Gerak pengungsi masyarakat Libanon, umumnya berasal dari wilayah Selatan Libanon ke wilayah Utara. Mereka umumnya tidak mampu untuk pergi ke negara lain. Para pengungsi itu disambut oleh saudara-saudara mereka di lokasi lain dengan penginapan sementara di masjid, sekolah maupun gereja. Kebanyakan, kelompok ini adalah anak-anak, kaum wanita dan lansia. Mereka mendapat suplai makanan dan minuman seadanya.
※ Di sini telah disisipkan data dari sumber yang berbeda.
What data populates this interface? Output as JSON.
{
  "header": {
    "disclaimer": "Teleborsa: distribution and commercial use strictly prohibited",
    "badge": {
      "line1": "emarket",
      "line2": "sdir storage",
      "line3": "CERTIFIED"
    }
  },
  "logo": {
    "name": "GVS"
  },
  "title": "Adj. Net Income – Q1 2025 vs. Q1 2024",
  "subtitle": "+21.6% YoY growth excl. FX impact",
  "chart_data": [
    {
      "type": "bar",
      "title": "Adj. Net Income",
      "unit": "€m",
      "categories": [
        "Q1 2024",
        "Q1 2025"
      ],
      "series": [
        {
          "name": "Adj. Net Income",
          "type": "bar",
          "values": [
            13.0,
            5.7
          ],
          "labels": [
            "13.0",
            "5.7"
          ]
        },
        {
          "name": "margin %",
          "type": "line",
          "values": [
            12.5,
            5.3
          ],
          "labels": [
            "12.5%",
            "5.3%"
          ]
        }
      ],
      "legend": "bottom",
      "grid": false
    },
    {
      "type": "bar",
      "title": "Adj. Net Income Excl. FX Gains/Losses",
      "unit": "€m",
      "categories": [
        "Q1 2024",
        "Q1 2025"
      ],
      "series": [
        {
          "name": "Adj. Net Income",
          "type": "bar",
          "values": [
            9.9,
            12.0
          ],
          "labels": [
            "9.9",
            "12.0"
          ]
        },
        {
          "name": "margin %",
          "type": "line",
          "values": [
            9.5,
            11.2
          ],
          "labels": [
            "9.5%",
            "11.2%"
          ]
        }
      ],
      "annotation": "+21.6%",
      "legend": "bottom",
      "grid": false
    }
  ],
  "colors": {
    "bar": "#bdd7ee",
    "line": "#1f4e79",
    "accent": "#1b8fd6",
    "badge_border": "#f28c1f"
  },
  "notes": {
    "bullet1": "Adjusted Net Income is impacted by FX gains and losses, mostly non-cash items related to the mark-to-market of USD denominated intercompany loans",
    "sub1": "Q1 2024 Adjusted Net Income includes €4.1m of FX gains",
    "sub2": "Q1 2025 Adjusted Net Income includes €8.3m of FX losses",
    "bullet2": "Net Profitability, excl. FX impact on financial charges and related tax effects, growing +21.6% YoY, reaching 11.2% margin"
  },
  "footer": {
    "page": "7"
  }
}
Persoalan lain muncul, mereka tidak memiliki kesempatan bekerja bila memang tidak pada usia produktif. Apalagi melihat roda perekonomian di seluruh Libanon umumnya menurun drastis. Ada memang sebagian pengungsi yang bekerja, tapi pekerjaan itu tidak lain membantu aksi distribusi bantuan makanan dan obat-obatan, atau bantuan pendidikan dengan mengajari anak-anak usia sekolah yang menjadi pengungsi. Tapi umumnya, para pemuda yang turut mengungsi terpaksa menjadi pengangguran di lokasi pengungsian.
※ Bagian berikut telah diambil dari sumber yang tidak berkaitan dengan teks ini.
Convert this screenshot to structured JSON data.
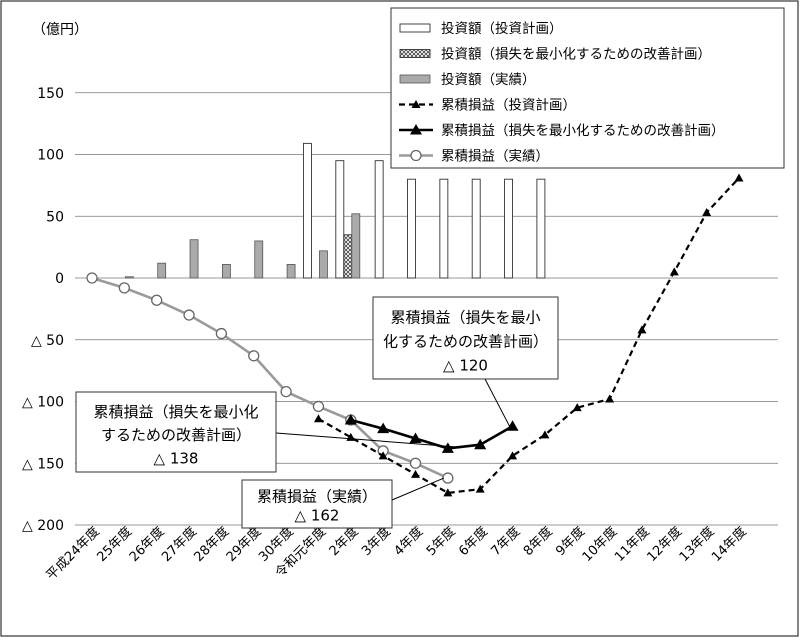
{
  "chart_data": {
    "type": "bar+line",
    "unit_label": "（億円）",
    "ylim": [
      -200,
      175
    ],
    "yticks": [
      {
        "value": 150,
        "label": "150"
      },
      {
        "value": 100,
        "label": "100"
      },
      {
        "value": 50,
        "label": "50"
      },
      {
        "value": 0,
        "label": "0"
      },
      {
        "value": -50,
        "label": "△  50"
      },
      {
        "value": -100,
        "label": "△ 100"
      },
      {
        "value": -150,
        "label": "△ 150"
      },
      {
        "value": -200,
        "label": "△ 200"
      }
    ],
    "grid": true,
    "legend_position": "top-right",
    "categories": [
      "平成24年度",
      "25年度",
      "26年度",
      "27年度",
      "28年度",
      "29年度",
      "30年度",
      "令和元年度",
      "2年度",
      "3年度",
      "4年度",
      "5年度",
      "6年度",
      "7年度",
      "8年度",
      "9年度",
      "10年度",
      "11年度",
      "12年度",
      "13年度",
      "14年度"
    ],
    "bar_series": [
      {
        "name": "投資額（投資計画）",
        "style": "outline",
        "values": [
          null,
          null,
          null,
          null,
          null,
          null,
          null,
          109,
          95,
          95,
          80,
          80,
          80,
          80,
          80,
          null,
          null,
          null,
          null,
          null,
          null
        ]
      },
      {
        "name": "投資額（損失を最小化するための改善計画）",
        "style": "hatched",
        "values": [
          null,
          null,
          null,
          null,
          null,
          null,
          null,
          null,
          35,
          null,
          null,
          null,
          null,
          null,
          null,
          null,
          null,
          null,
          null,
          null,
          null
        ]
      },
      {
        "name": "投資額（実績）",
        "style": "gray",
        "values": [
          null,
          1,
          12,
          31,
          11,
          30,
          11,
          22,
          52,
          null,
          null,
          null,
          null,
          null,
          null,
          null,
          null,
          null,
          null,
          null,
          null
        ]
      }
    ],
    "line_series": [
      {
        "name": "累積損益（投資計画）",
        "style": "dashed-small-triangle",
        "values": [
          null,
          null,
          null,
          null,
          null,
          null,
          null,
          -114,
          -129,
          -144,
          -159,
          -174,
          -171,
          -144,
          -127,
          -105,
          -98,
          -42,
          5,
          53,
          81
        ]
      },
      {
        "name": "累積損益（損失を最小化するための改善計画）",
        "style": "solid-triangle",
        "values": [
          null,
          null,
          null,
          null,
          null,
          null,
          null,
          null,
          -115,
          -122,
          -130,
          -138,
          -135,
          -120,
          null,
          null,
          null,
          null,
          null,
          null,
          null
        ]
      },
      {
        "name": "累積損益（実績）",
        "style": "gray-circle",
        "values": [
          0,
          -8,
          -18,
          -30,
          -45,
          -63,
          -92,
          -104,
          -115,
          -140,
          -150,
          -162,
          null,
          null,
          null,
          null,
          null,
          null,
          null,
          null,
          null
        ]
      }
    ],
    "annotations": [
      {
        "lines": [
          "累積損益（損失を最小化",
          "するための改善計画）",
          "△ 138"
        ]
      },
      {
        "lines": [
          "累積損益（損失を最小",
          "化するための改善計画）",
          "△ 120"
        ]
      },
      {
        "lines": [
          "累積損益（実績）",
          "△ 162"
        ]
      }
    ]
  }
}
Ada pula kelompok kedua yang mampu mengungsi ke luar negeri, yakni ke negara tetangga Libanon semisal Suriah, Jordania, Ciprus dan negara lainnya. Umumnya mereka yang mengungsi ke negara tetangga, memiliki sanak saudara di negara tersebut, atau memang mempunyai hubungan bisnis di sana. Mereka yang datang ke Suriah misalnya, diizinkan tinggal di kamp kamp penampungan di perbatasan yang ada di dalam wilayah Suriah. Di sanalah mereka bisa menerima bantuan dari berbagai negara Arab dan Islam yang datang. Tapi masalah pengangguran tetap menjadi persoalan, terlebih kemampuan ekonomi Suriah yang tidak begitu baik. Jumlah pengangguran di Suriah saja sejak 2000-2003 sekitar 11,7% untuk kalangan usia produktif penduduknya. Bahkan sebelum ini, tidak sedikit pemuda Suriah yang menyeberang ke Libanon untuk mencari pekerjaan.
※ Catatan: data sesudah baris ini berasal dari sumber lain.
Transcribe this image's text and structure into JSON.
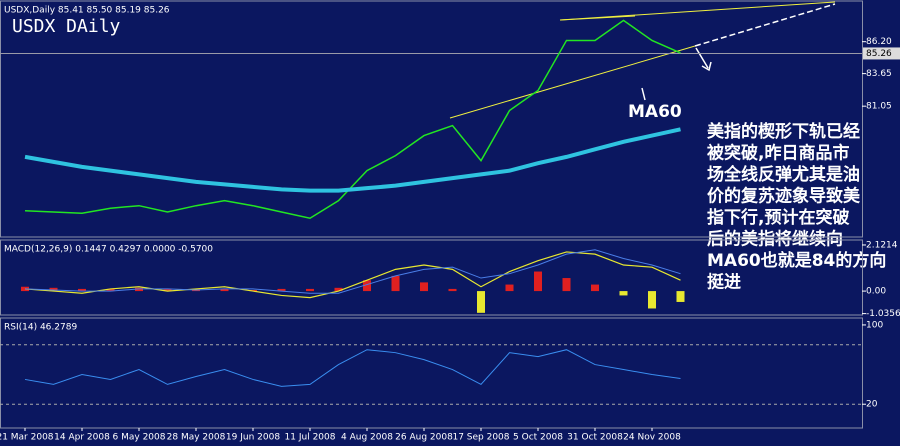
{
  "chart_data": [
    {
      "type": "line",
      "title": "USDX,Daily  85.41 85.50 85.19 85.26",
      "subtitle": "USDX DAily",
      "ylim": [
        70.6,
        89.45
      ],
      "yticks": [
        {
          "value": 86.2,
          "label": "86.20"
        },
        83.65,
        81.05
      ],
      "last_price": 85.26,
      "series": [
        {
          "color": "#22e622",
          "width": 1.5,
          "values": [
            72.7,
            72.6,
            72.5,
            72.9,
            73.1,
            72.6,
            73.1,
            73.5,
            73.1,
            72.6,
            72.1,
            73.5,
            75.9,
            77.1,
            78.7,
            79.5,
            76.7,
            80.7,
            82.3,
            86.3,
            86.3,
            87.9,
            86.3,
            85.3
          ]
        },
        {
          "name": "MA60",
          "color": "#2fc3e0",
          "width": 4,
          "values": [
            77.0,
            76.6,
            76.2,
            75.9,
            75.6,
            75.3,
            75.0,
            74.8,
            74.6,
            74.4,
            74.3,
            74.3,
            74.5,
            74.7,
            75.0,
            75.3,
            75.6,
            75.9,
            76.5,
            77.0,
            77.6,
            78.2,
            78.7,
            79.2
          ]
        }
      ],
      "annotation_lines": [
        "美指的楔形下轨已经",
        "被突破,昨日商品市",
        "场全线反弹尤其是油",
        "价的复苏迹象导致美",
        "指下行,预计在突破",
        "后的美指将继续向",
        "MA60也就是84的方向",
        "挺进"
      ]
    },
    {
      "type": "combo",
      "title": "MACD(12,26,9) 0.1447 0.4297 0.0000 -0.5700",
      "ylim": [
        -1.1,
        2.35
      ],
      "yticks": [
        2.1214,
        {
          "value": 0,
          "label": "0.00"
        },
        -1.0356
      ],
      "series": [
        {
          "style": "bar",
          "color": "#e02020",
          "negative_color": "#e8e830",
          "values": [
            0.2,
            0.15,
            0.1,
            0.1,
            0.15,
            0.1,
            0.1,
            0.1,
            0.05,
            0.1,
            0.1,
            0.15,
            0.5,
            0.7,
            0.4,
            0.1,
            -1.0,
            0.3,
            0.9,
            0.6,
            0.3,
            -0.2,
            -0.8,
            -0.5
          ]
        },
        {
          "style": "line",
          "color": "#e8e830",
          "width": 1.2,
          "values": [
            0.1,
            0.0,
            -0.1,
            0.1,
            0.2,
            0.0,
            0.1,
            0.2,
            0.0,
            -0.2,
            -0.3,
            0.0,
            0.5,
            1.0,
            1.2,
            1.0,
            0.2,
            0.9,
            1.4,
            1.8,
            1.7,
            1.2,
            1.1,
            0.5
          ]
        },
        {
          "style": "line",
          "color": "#4a7ee8",
          "width": 1,
          "values": [
            0.1,
            0.05,
            0,
            0,
            0.1,
            0.1,
            0.05,
            0.1,
            0.1,
            0,
            -0.1,
            -0.1,
            0.3,
            0.7,
            1.0,
            1.1,
            0.6,
            0.8,
            1.2,
            1.7,
            1.9,
            1.5,
            1.2,
            0.8
          ]
        }
      ]
    },
    {
      "type": "line",
      "title": "RSI(14) 46.2789",
      "ylim": [
        -4,
        107
      ],
      "yticks": [
        100,
        20
      ],
      "levels": [
        80,
        20
      ],
      "categories": [
        "21 Mar 2008",
        null,
        "14 Apr 2008",
        null,
        "6 May 2008",
        null,
        "28 May 2008",
        null,
        "19 Jun 2008",
        null,
        "11 Jul 2008",
        null,
        "4 Aug 2008",
        null,
        "26 Aug 2008",
        null,
        "17 Sep 2008",
        null,
        "5 Oct 2008",
        null,
        "31 Oct 2008",
        null,
        "24 Nov 2008",
        null
      ],
      "series": [
        {
          "color": "#3a8ef0",
          "width": 1,
          "values": [
            45,
            40,
            50,
            45,
            55,
            40,
            48,
            55,
            45,
            38,
            40,
            60,
            75,
            72,
            65,
            55,
            40,
            72,
            68,
            75,
            60,
            55,
            50,
            46
          ]
        }
      ]
    }
  ]
}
Kelompok ketiga dari para pengungsi Libanon adalah mereka yang memang sebelumnya sudah menjadi warga negara Eropa. Ke wilayah Eropalah mereka mengungsi. Meski mereka tidak mendapat perhatian khusus dari negara yang mereka datangi, tapi di negara itu tampaknya mereka bisa mendapatkan situasi sosial ekonomi yang mendukung kehidupan mereka secara lebih baik, mengingat banyak lowongan pekerjaan yang bisa mereka masuki.
Tapi jangan dikira arus pengungsian masyarakat Libanon ini akan bernuansa prihatin dan berefek negatif seluruhnya. Sebab pengalaman pengungsian Libanon di tahun-tahun lalu, justeru memiliki sisi positif yang lain. Arus pengungsian Libanon pernah terjadi di tahun 1982-2000 yang juga diakibatkan serangan Israel. Tapi menurut prakiraan sejumlah peneliti, arus pengungsi ternyata ada aspek positifnya. Misalnya saja, Liga Arab mendata sejak 1992 hingga 2000 ada sekitar 5.300 orang Libanon yang mengungsi ke Kanada. Sejumlah pengungsi juga ada yang ke Eropa dan Amerika Utara, yakni sekitar 6.630 ribu orang dalam rentang waktu 1991-2000. Sebagian lainnya ke Ciprus, Suriah dan Yordan.
Pascatragedi 11 November saat terjadinya tragedi WTC, ribuan orang Libanon kembali ke negaranya. Kepulangan ini menjadi semacam darah segar bagi Libanon, di mana para pengungsi itu dahulunya, kini telah menjadi pengusaha yang kemudian turut banyak mengalirkan modal investasi di Libanon. Dan kini, arus pengungsian itu terjadi lagi. Semoga saja, ada hikmah dibalik ini semua, seperti istilah Arab, “Maa asybahal lailu bil barihah”, “kejadian malam lalu, sama dengan malam ini”. (na-str/iol)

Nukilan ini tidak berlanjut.